In Adelaide I shoot while Bee stays home taking care of Alba. We make her a bed on the couch so she can watch television and suck on electrolyte icy poles. Just like my mum did when I was a kid. I wash everything. Twice. Other than to work I never leave that house and Alba’s side. Not even to go to the vegan bakery with the amazing donuts.
It’s time to leave. It’s still a long way to Perth. This new sickness catches up to me first. There are never enough roadside bathrooms. When we stop I come and go from the tent into the freezing cold all night long. There are no toilets around, just cold bare dirt. I lay in the tent in the dark wishing for a real bed and Bee asks how I am going and I just cry that I want to sleep.
I curl up in the car the next day, my stomach furiously rumbling and nausea waiting impatiently below the surface.
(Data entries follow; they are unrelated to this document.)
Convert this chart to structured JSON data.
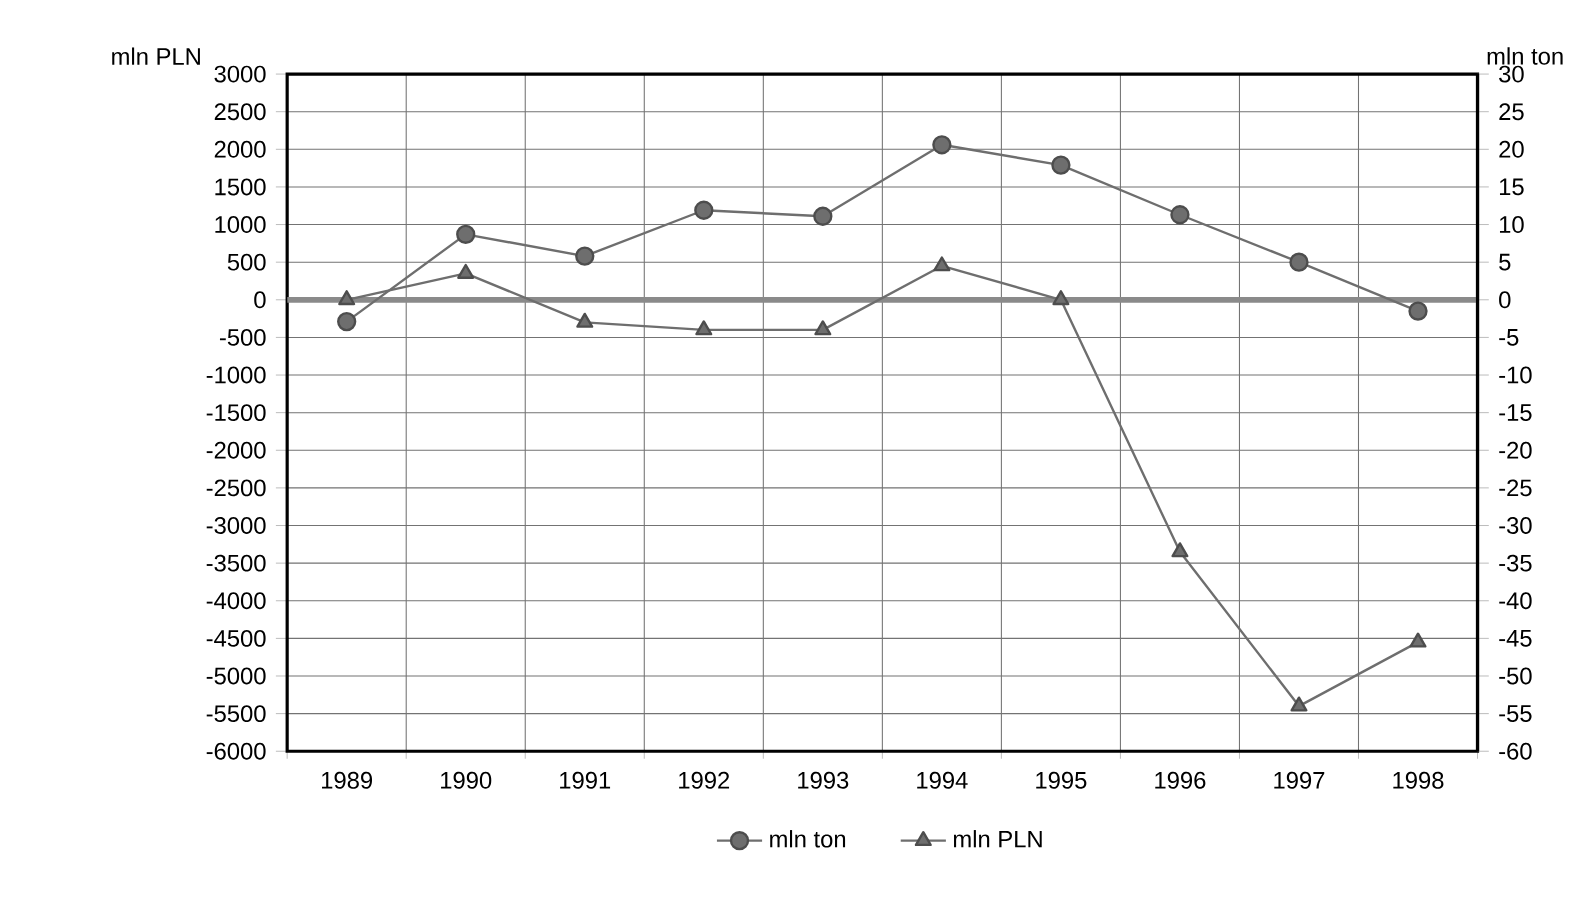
{
  "chart_data": {
    "type": "line",
    "categories": [
      "1989",
      "1990",
      "1991",
      "1992",
      "1993",
      "1994",
      "1995",
      "1996",
      "1997",
      "1998"
    ],
    "series": [
      {
        "name": "mln ton",
        "color": "#6e6e6e",
        "marker": "circle",
        "axis": "y2",
        "values": [
          -2.9,
          8.7,
          5.8,
          11.9,
          11.1,
          20.6,
          17.9,
          11.3,
          5,
          -1.5
        ]
      },
      {
        "name": "mln PLN",
        "color": "#6e6e6e",
        "marker": "triangle",
        "values": [
          0,
          350,
          -300,
          -400,
          -400,
          450,
          0,
          -3350,
          -5400,
          -4550
        ]
      }
    ],
    "ylabel": "mln PLN",
    "y2label": "mln ton",
    "ylim": [
      -6000,
      3000
    ],
    "yticks": [
      -6000,
      -5500,
      -5000,
      -4500,
      -4000,
      -3500,
      -3000,
      -2500,
      -2000,
      -1500,
      -1000,
      -500,
      0,
      500,
      1000,
      1500,
      2000,
      2500,
      3000
    ],
    "y2lim": [
      -60,
      30
    ],
    "y2ticks": [
      -60,
      -55,
      -50,
      -45,
      -40,
      -35,
      -30,
      -25,
      -20,
      -15,
      -10,
      -5,
      0,
      5,
      10,
      15,
      20,
      25,
      30
    ],
    "ref_lines": [
      {
        "axis": "y",
        "value": 0,
        "color": "#8a8a8a"
      }
    ],
    "grid": true,
    "legend": "bottom",
    "line_style": "solid"
  }
}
We watch the dirt turn from brown to red. We see all kinds of roadkill, mostly kangaroos but once a wild camel.
I’m always staring out of the car window. One moment it’s blue skies and desert trees and the next an enormous rock comes into view, like a small red mountain. It reminds me of Uluru and it’s so magnificent my heart stops. Bee tells us we are staying here tonight.
I am shaky when I stand but I walk slowly over and press my palms up against the rock. I think of my indigenous ancestors, what did they make of this? I think it holds powerful magic.
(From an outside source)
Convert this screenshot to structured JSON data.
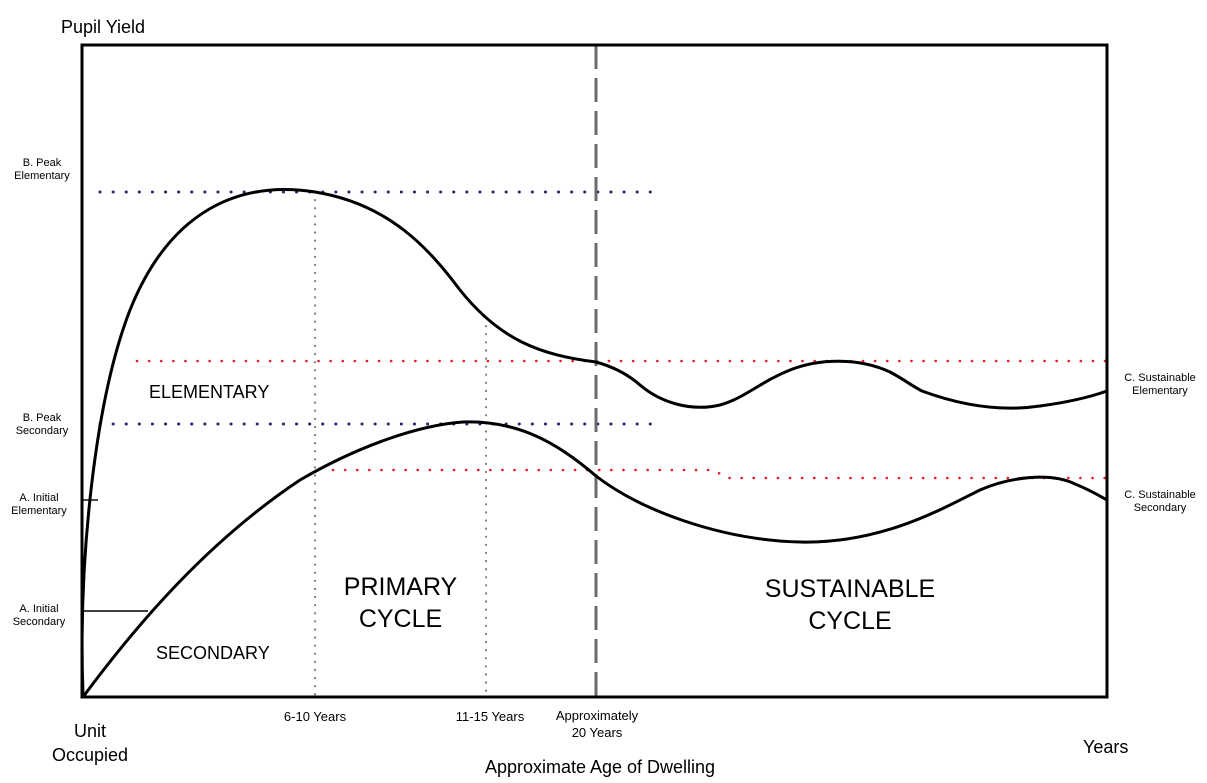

I watch from the window of the tent as my family climb over it and disappear from sight. I read Harry Potter for the seventh time. They return to light a bonfire and cook pasta. I listen to the way their laughter bounces off the rock walls.
The next morning I gather all of my energy to climb it. There are clear pools of water on the top. I sit and slide my hands and feet into the water. It’s shockingly cold. Alba asks, “What are you doing Mama?” And I tell her that I think this rock has healing powers. So she names it Healing Rock.
There’s still a way to go but now Bee is sick and all we can think of is arriving. We want to drive through the night and make it by morning but Bee can’t keep going. We pull into a motel.
It’s just a middle of nowhere motel with a broken heater, mismatched artwork and an old television. But my goodness it is glorious. To have a clean bed. To have a hot shower. To have a real toilet. We could be staying in a 5 star resort in the Bahamas. We scrub the grime from our nails, wash our hair until it’s silky and crawl naked into clean sheets. It is heaven.
The next day we just drive. We drive until the bare dirt turns into fields and the fields into houses and the houses into a city, our city. How strange it is to see our baby blue honda on the west coast, all the way across this giant island.
Bee’s mother is waiting with open arms. When we broke up she told me she had a dream that felt like a premonition. She dreamt she’d visited us in Fremantle, I had a baby on my hip and we were happy. Now here we are, just like that, looking for a home in Fremantle. Feeling like we’ve been on the road for a lifetime. Ready to be home.